If you want an engine that can be used to make reusable games, get one. There are lots of 'em out there nowadays. A good number of 'em were written by people more talented than you and are being used to make games better than yours.

In other words, If you're planning to write a game engine or are in the process of writing a game engine, stop now.

Thursday, March 03, 2005

Quick notes

Keep an eye on this developer journal during the week of the GDC. I'll be restricting my most sarcastic commentary for it. The GDC coverage page is almost ready and will be up and running from the gamedev front page on 3/7. It'll link back to here, so it'll be easy to find.



Next, to all those Mac zealots who are calling Intel a copycat for making a small prototype PC, shut up already. Your beloved Mac Mini that Intel is shamelessly knocking off is itself a shameless knockoff of the Cuppucino PC's which have been around for years. The biggest functional difference is that they're cheaper and are available with a DVD burner, and the biggest stylistic difference between 'em is the pattern of vents on the top of the case.

So just quit it. Tiny PC's have been around since the freakin' Timex/Sinclair. Furthermore, the original Mac interface was borrowed from Xerox. Steve Jobs' NeXT cube design was lifted from Pixar.

"The fax machine is nothing but a waffle iron with a telephone attached!" -- Abraham Simpson

Wednesday, March 02, 2005

A reminder

It's March and I haven't mentioned this in a while, so it's probably time for me to make the official public service announcement. I see people falling into bad habits, so it's important that this be said.
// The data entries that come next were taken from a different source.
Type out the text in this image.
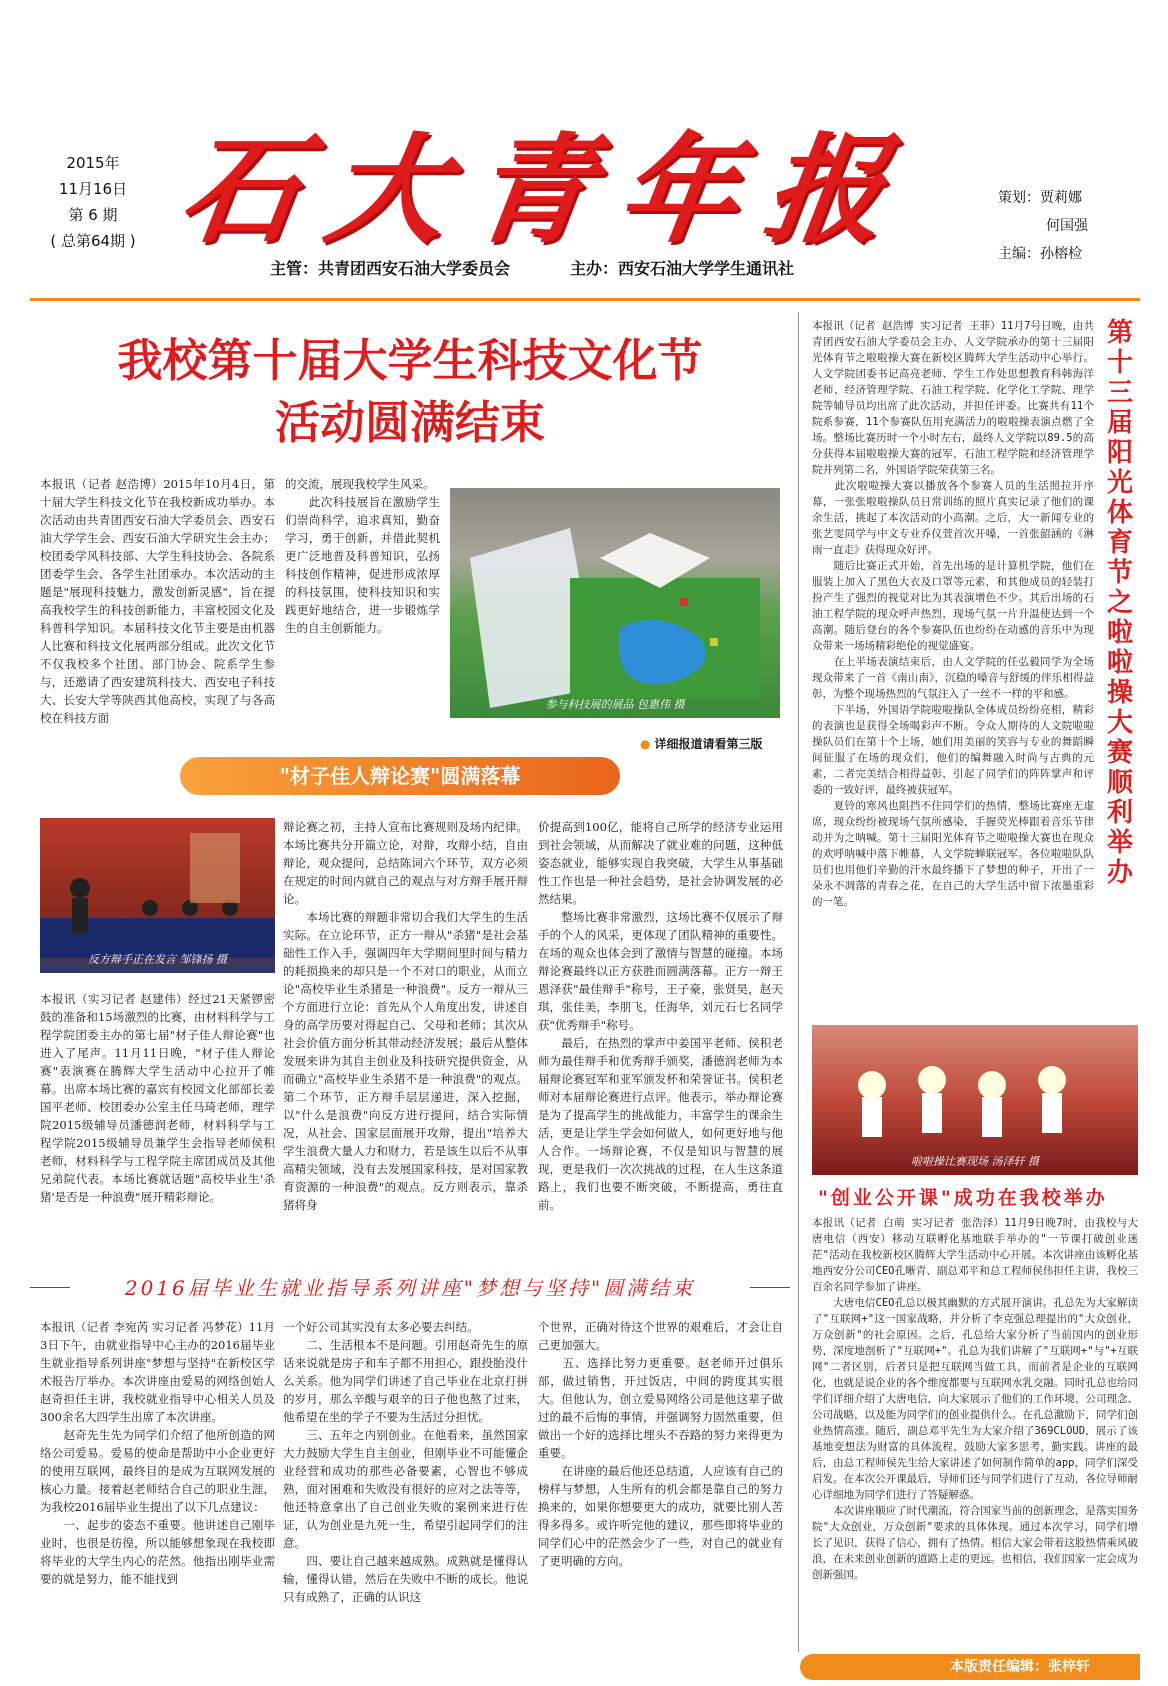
2015年
11月16日
第 6 期
( 总第64期 ) 石大青年报	策划：贾莉娜
何国强
主编：孙榕检
主管：共青团西安石油大学委员会	主办：西安石油大学学生通讯社
我校第十届大学生科技文化节
活动圆满结束
本报讯（记者 赵浩博）2015年10月4日，第十届大学生科技文化节在我校新成功举办。本次活动由共青团西安石油大学委员会、西安石油大学学生会、西安石油大学研究生会主办；校团委学风科技部、大学生科技协会、各院系团委学生会、各学生社团承办。本次活动的主题是"展现科技魅力，激发创新灵感"，旨在提高我校学生的科技创新能力，丰富校园文化及科普科学知识。本届科技文化节主要是由机器人比赛和科技文化展两部分组成。此次文化节不仅我校多个社团、部门协会、院系学生参与，还邀请了西安建筑科技大、西安电子科技大、长安大学等陕西其他高校，实现了与各高校在科技方面
的交流，展现我校学生风采。
　　此次科技展旨在激励学生们崇尚科学，追求真知，勤奋学习，勇于创新，并借此契机更广泛地普及科普知识，弘扬科技创作精神，促进形成浓厚的科技氛围，使科技知识和实践更好地结合，进一步锻炼学生的自主创新能力。
参与科技展的展品 包惠伟 摄
● 详细报道请看第三版
"材子佳人辩论赛"圆满落幕
反方辩手正在发言 邹锋扬 摄
本报讯（实习记者 赵建伟）经过21天紧锣密鼓的准备和15场激烈的比赛，由材料科学与工程学院团委主办的第七届"材子佳人辩论赛"也进入了尾声。11月11日晚，"材子佳人辩论赛"表演赛在腾辉大学生活动中心拉开了帷幕。出席本场比赛的嘉宾有校园文化部部长姜国平老师、校团委办公室主任马琦老师，理学院2015级辅导员潘德润老师，材料科学与工程学院2015级辅导员兼学生会指导老师侯积老师，材料科学与工程学院主席团成员及其他兄弟院代表。本场比赛就话题"高校毕业生'杀猪'是否是一种浪费"展开精彩辩论。
辩论赛之初，主持人宣布比赛规则及场内纪律。本场比赛共分开篇立论，对辩，攻辩小结，自由辩论，观众提问，总结陈词六个环节，双方必须在规定的时间内就自己的观点与对方辩手展开辩论。
　　本场比赛的辩题非常切合我们大学生的生活实际。在立论环节，正方一辩从"杀猪"是社会基础性工作入手，强调四年大学期间里时间与精力的耗损换来的却只是一个不对口的职业，从而立论"高校毕业生杀猪是一种浪费"。反方一辩从三个方面进行立论：首先从个人角度出发，讲述自身的高学历要对得起自己、父母和老师；其次从社会价值方面分析其带动经济发展；最后从整体发展来讲为其自主创业及科技研究提供资金，从而确立"高校毕业生杀猪不是一种浪费"的观点。第二个环节，正方辩手层层递进，深入挖掘，以"什么是浪费"向反方进行提问，结合实际情况，从社会、国家层面展开攻辩，提出"培养大学生浪费大量人力和财力，若是该生以后不从事高精尖领域，没有去发展国家科技，是对国家教育资源的一种浪费"的观点。反方则表示，靠杀猪将身
价提高到100亿，能将自己所学的经济专业运用到社会领域，从而解决了就业难的问题，这种低姿态就业，能够实现自我突破，大学生从事基础性工作也是一种社会趋势，是社会协调发展的必然结果。
　　整场比赛非常激烈，这场比赛不仅展示了辩手的个人的风采，更体现了团队精神的重要性。在场的观众也体会到了激情与智慧的碰撞。本场辩论赛最终以正方获胜而圆满落幕。正方一辩王恩泽获"最佳辩手"称号，王子豪，张贤昊，赵天琪，张佳美，李朋飞，任海华，刘元石七名同学获"优秀辩手"称号。
　　最后，在热烈的掌声中姜国平老师、侯积老师为最佳辩手和优秀辩手颁奖，潘德润老师为本届辩论赛冠军和亚军颁发杯和荣誉证书。侯积老师对本届辩论赛进行点评。他表示，举办辩论赛是为了提高学生的挑战能力，丰富学生的课余生活，更是让学生学会如何做人，如何更好地与他人合作。一场辩论赛，不仅是知识与智慧的展现，更是我们一次次挑战的过程，在人生这条道路上，我们也要不断突破，不断提高，勇往直前。
2016届毕业生就业指导系列讲座"梦想与坚持"圆满结束
本报讯（记者 李宛芮 实习记者 冯梦花）11月3日下午，由就业指导中心主办的2016届毕业生就业指导系列讲座"梦想与坚持"在新校区学术报告厅举办。本次讲座由爱易的网络创始人赵奇担任主讲，我校就业指导中心相关人员及300余名大四学生出席了本次讲座。
　　赵奇先生先为同学们介绍了他所创造的网络公司爱易。爱易的使命是帮助中小企业更好的使用互联网，最终目的是成为互联网发展的核心力量。接着赵老师结合自己的职业生涯，为我校2016届毕业生提出了以下几点建议：
　　一、起步的姿态不重要。他讲述自己刚毕业时，也很是彷徨，所以能够想象现在我校即将毕业的大学生内心的茫然。他指出刚毕业需要的就是努力，能不能找到
一个好公司其实没有太多必要去纠结。
　　二、生活根本不是问题。引用赵奇先生的原话来说就是房子和车子都不用担心，跟投胎没什么关系。他为同学们讲述了自己毕业在北京打拼的岁月，那么辛酸与艰辛的日子他也熬了过来，他希望在坐的学子不要为生活过分担忧。
　　三、五年之内别创业。在他看来，虽然国家大力鼓励大学生自主创业，但刚毕业不可能懂企业经营和成功的那些必备要素，心智也不够成熟，面对困难和失败没有很好的应对之法等等，他还特意拿出了自己创业失败的案例来进行佐证，认为创业是九死一生，希望引起同学们的注意。
　　四、要让自己越来越成熟。成熟就是懂得认输，懂得认错，然后在失败中不断的成长。他说只有成熟了，正确的认识这
个世界，正确对待这个世界的艰难后，才会让自己更加强大。
　　五、选择比努力更重要。赵老师开过俱乐部，做过销售，开过饭店，中间的跨度其实很大。但他认为，创立爱易网络公司是他这辈子做过的最不后悔的事情，并强调努力固然重要，但做出一个好的选择比埋头不吞路的努力来得更为重要。
　　在讲座的最后他还总结道，人应该有自己的榜样与梦想，人生所有的机会都是靠自己的努力换来的，如果你想要更大的成功，就要比别人苦得多得多。或许听完他的建议，那些即将毕业的同学们心中的茫然会少了一些，对自己的就业有了更明确的方向。
第十三届阳光体育节之啦啦操大赛顺利举办
本报讯（记者 赵浩博 实习记者 王菲）11月7号日晚，由共青团西安石油大学委员会主办、人文学院承办的第十三届阳光体育节之啦啦操大赛在新校区腾辉大学生活动中心举行。人文学院团委书记高亮老师、学生工作处思想教育科韩海洋老师、经济管理学院、石油工程学院、化学化工学院、理学院等辅导员均出席了此次活动，并担任评委。比赛共有11个院系参赛，11个参赛队伍用充满活力的啦啦操表演点燃了全场。整场比赛历时一个小时左右，最终人文学院以89.5的高分获得本届啦啦操大赛的冠军，石油工程学院和经济管理学院并列第二名，外国语学院荣获第三名。
　　此次啦啦操大赛以播放各个参赛人员的生活照拉开序幕，一张张啦啦操队员日常训练的照片真实记录了他们的课余生活，挑起了本次活动的小高潮。之后，大一新闻专业的张艺雯同学与中文专业乔仪萱首次开嗓，一首张韶涵的《淋雨一直走》获得现众好评。
　　随后比赛正式开始，首先出场的是计算机学院，他们在服装上加入了黑色大衣及口罩等元素，和其他成员的轻装打扮产生了强烈的视觉对比为其表演增色不少。其后出场的石油工程学院的现众呼声热烈，现场气氛一片升温使达到一个高潮。随后登台的各个参赛队伍也纷纷在动感的音乐中为现众带来一场场精彩绝伦的视觉盛宴。
　　在上半场表演结束后，由人文学院的任弘毅同学为全场现众带来了一首《南山南》，沉稳的嗓音与舒缓的伴乐相得益彰，为整个现场热烈的气氛注入了一丝不一样的平和感。
　　下半场，外国语学院啦啦操队全体成员纷纷亮相，精彩的表演也是获得全场喝彩声不断。令众人期待的人文院啦啦操队员们在第十个上场，她们用美丽的笑容与专业的舞蹈瞬间征服了在场的现众们，他们的编舞融入时尚与古典的元素，二者完美结合相得益彰，引起了同学们的阵阵掌声和评委的一致好评，最终被获冠军。
　　夏铃的寒风也阻挡不住同学们的热情，整场比赛座无虚席，现众纷纷被现场气氛所感染，手握荧光棒跟着音乐节律动并为之呐喊。第十三届阳光体育节之啦啦操大赛也在现众的欢呼呐喊中落下帷幕，人文学院蝉联冠军。各位啦啦队队员们也用他们辛勤的汗水最终播下了梦想的种子，开出了一朵永不凋落的青春之花，在自己的大学生活中留下浓墨重彩的一笔。
啦啦操比赛现场 汤泽轩 摄
"创业公开课"成功在我校举办
本报讯（记者 白萌 实习记者 张浩泽）11月9日晚7时，由我校与大唐电信（西安）移动互联孵化基地联手举办的"一节课打破创业迷茫"活动在我校新校区腾辉大学生活动中心开展。本次讲座由该孵化基地西安分公司CEO孔晰青、副总邓平和总工程师侯伟担任主讲，我校三百余名同学参加了讲座。
　　大唐电信CEO孔总以极其幽默的方式展开演讲。孔总先为大家解读了"互联网+"这一国家战略，并分析了李克强总理提出的"大众创业，万众创新"的社会原因。之后，孔总给大家分析了当前国内的创业形势，深度地剖析了"互联网+"。孔总为我们讲解了"互联网+"与"+互联网"二者区别，后者只是把互联网当做工具，而前者是企业的互联网化，也就是说企业的各个维度都要与互联网水乳交融。同时孔总也给同学们详细介绍了大唐电信，向大家展示了他们的工作环境、公司理念、公司战略，以及能为同学们的创业提供什么。在孔总激励下，同学们创业热情高涨。随后，副总邓平先生为大家介绍了369CLOUD，展示了该基地变想法为财富的具体流程，鼓励大家多思考，勤实践。讲座的最后，由总工程师侯先生给大家讲述了如何制作简单的app，同学们深受启发。在本次公开课最后，导师们还与同学们进行了互动，各位导师耐心详细地为同学们进行了答疑解惑。
　　本次讲座顺应了时代潮流，符合国家当前的创新理念，是落实国务院"大众创业，万众创新"要求的具体体现。通过本次学习，同学们增长了见识，获得了信心，拥有了热情。相信大家会带着这股热情乘风破浪，在未来创业创新的道路上走的更远。也相信，我们国家一定会成为创新强国。
本版责任编辑：张梓轩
Note that this announcement is not made lightly and is backed by the wisdom of more years in the industry than pretty-much anyone on this site. It is important that you read this advice and follow it. If you follow this advice, you will thank me someday. If you don't follow this advice, you will someday wish you had.

That being said. . .

*ahem*

If you're planning to write a game engine or are in the process of writing a game engine, stop now.


You're welcome.

Tuesday, March 01, 2005

Workin'

Headway is slow, but I'm working on the Flash-PHPObject-PHP-MySQL-Mambo integration for my games. Things are starting to work, but it's slow going.

  • Flash I know
  • PHPObject is pretty trivial.
  • PHP is uncharted territory for me, but is pretty easy to wrap your mind around.
  • MySQL is even further uncharted than PHP.
  • Mambo has been working much harder on the user-experience than the programmer experience. Doing things like getting the current user and logging the user in are fairly hairy.

Thankfully, I spent $5 on FlashChat, which integrates with PHP, SQL, and Mambo pretty seamlessly (along with a buncha other content managers like PHPNuke). They broke out the Mambo code into a small source file that does about everything I need.

But it's still slow going. MySQL is next. Whee.